Self-Assessment Deadline Looms
Anyone who has taxable sources of income besides wages from employment would do well to get on the phone to their accountant as soon as possible.
That is because midnight this Friday is the “first deadline” for tax returns for the financial year 2004-2005.
However, with nine million people having to self-assess themselves for tax each year, it is understandable that the Inland Revenue is keen to encourage early submissions.
As such, anyone who has submitted their returns for 2004-2005 before midnight tonight will have their tax liability calculated for them by the Inland Revenue – while anyone who submits it between Saturday and January 31 next year will have to calculate this for themselves.
“If you have even slightly complex tax affairs, it can be very difficult to work out your own tax bill, so getting the Revenue to do it for you is a good idea”, warned Chas Roy-Chowdury, head of taxation at the Association of Chartered Certified Accountants.
This year, to make things easier, the Inland Revenue has published a short version of the notoriously complex self-assessment form.
But even the full version is reasonably straightforward – if you have all your paperwork on hand, and you have the right forms.
John Whiting, former president of the Chartered Institute of Taxation told the Sunday Herald newspaper: “Everyone gets the basic set of pages, but there are extra sections – such as rental pages, employment pages, capital gains pages – which come with the return. If you don’t have all the pages you need, call the Revenue, or download them from its website.”

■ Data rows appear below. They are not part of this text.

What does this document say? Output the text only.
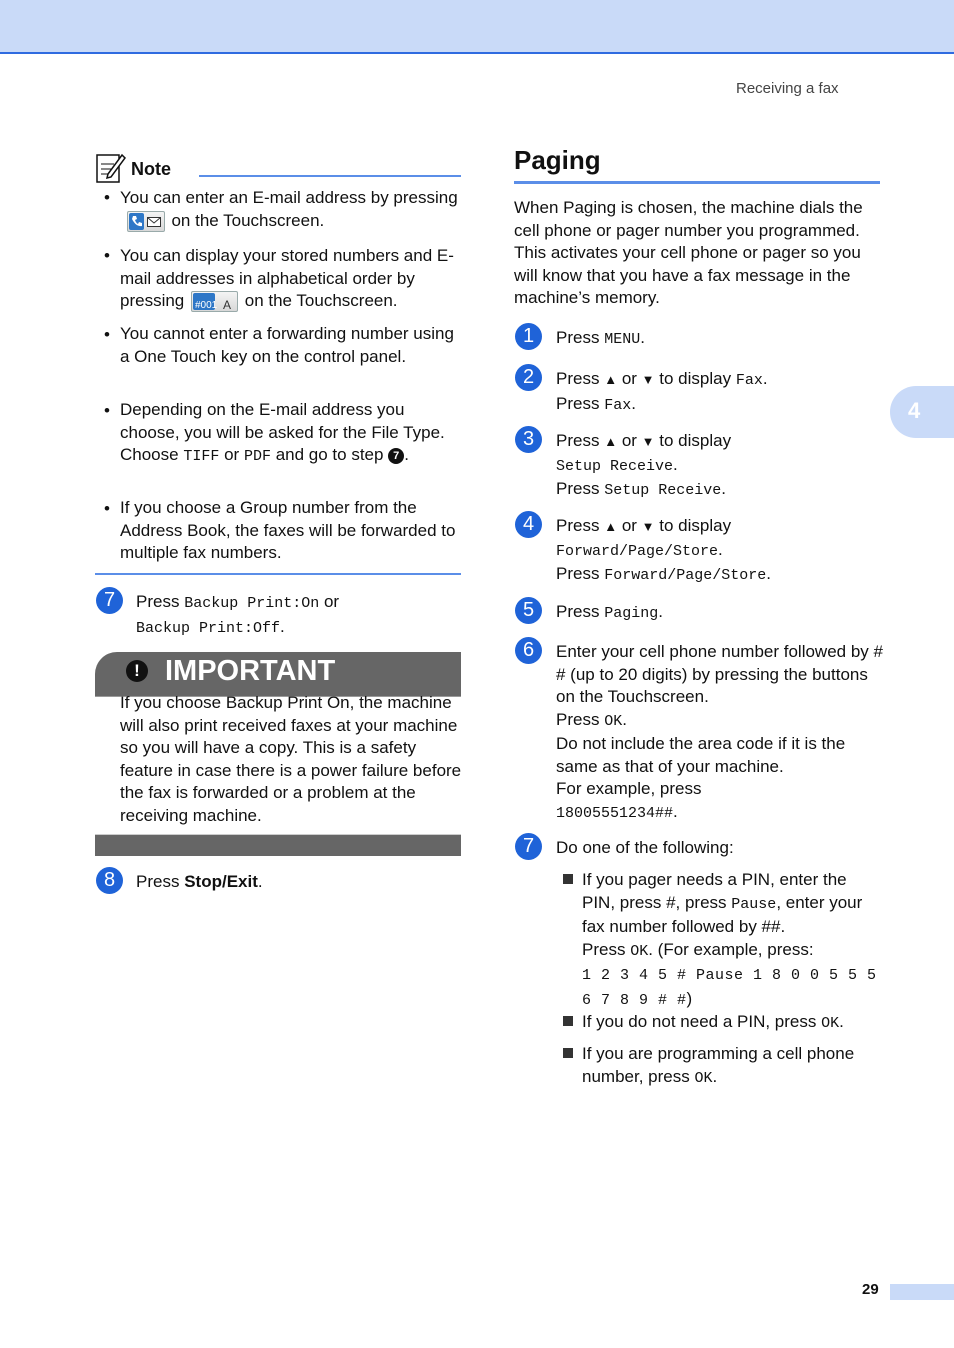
Receiving a fax
4
Note
• You can enter an E-mail address by pressing

on the Touchscreen.
• You can display your stored numbers and E-mail addresses in alphabetical order by pressing #001 A on the Touchscreen.
• You cannot enter a forwarding number using a One Touch key on the control panel.
• Depending on the E-mail address you choose, you will be asked for the File Type. Choose TIFF or PDF and go to step 7 .
• If you choose a Group number from the Address Book, the faxes will be forwarded to multiple fax numbers.
7	Press Backup Print:On or
Backup Print:Off.
! IMPORTANT
If you choose Backup Print On, the machine will also print received faxes at your machine so you will have a copy. This is a safety feature in case there is a power failure before the fax is forwarded or a problem at the receiving machine.
8	Press Stop/Exit.
Paging
When Paging is chosen, the machine dials the cell phone or pager number you programmed. This activates your cell phone or pager so you will know that you have a fax message in the machine’s memory.
1	Press MENU.
2	Press ▲ or ▼ to display Fax.
Press Fax.
3	Press ▲ or ▼ to display
Setup Receive.
Press Setup Receive.
4	Press ▲ or ▼ to display
Forward/Page/Store.
Press Forward/Page/Store.
5	Press Paging.
6	Enter your cell phone number followed by # # (up to 20 digits) by pressing the buttons on the Touchscreen.
Press OK.
Do not include the area code if it is the same as that of your machine.
For example, press
18005551234##.
7	Do one of the following:
If you pager needs a PIN, enter the PIN, press #, press Pause, enter your fax number followed by ##.
Press OK. (For example, press:
1 2 3 4 5 # Pause 1 8 0 0 5 5 5 6 7 8 9 # #)
If you do not need a PIN, press OK.
If you are programming a cell phone number, press OK.
29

Experts recommend that you collect up all documents relating to tax returns as you receive them and put them all in one place.
If you are particularly organised, it may make sense to categorise these from the outset.
Anyone who makes money that has not have PAYE tax deductions made may be required to assess themselves. Everyone knows that this includes self-employed people, but it also includes people who receive capital gains, or rent, who will also be required to present proofs of rental income and expenses.
Higher rate taxpayers are also often required to assess themselves in respect of interest paid on savings. Many banks and building societies only deduct tax at the basic rate of income tax, leaving you to work out what else you owe in addition.
The most simple, but also the most vital advice is to check your return before you send it – many returns are rejected because the personal details or a signature have been left off.
It is also highly recommended to make a copy of your return before filing it.
Finally, never take a letter from the Inland Revenue received in previous tax years saying that you do not need to assess yourself as meaning that you will not have to for this year. If your circumstances have changed, then previous advice may be nullified.
Good luck to all the self-assessors reading!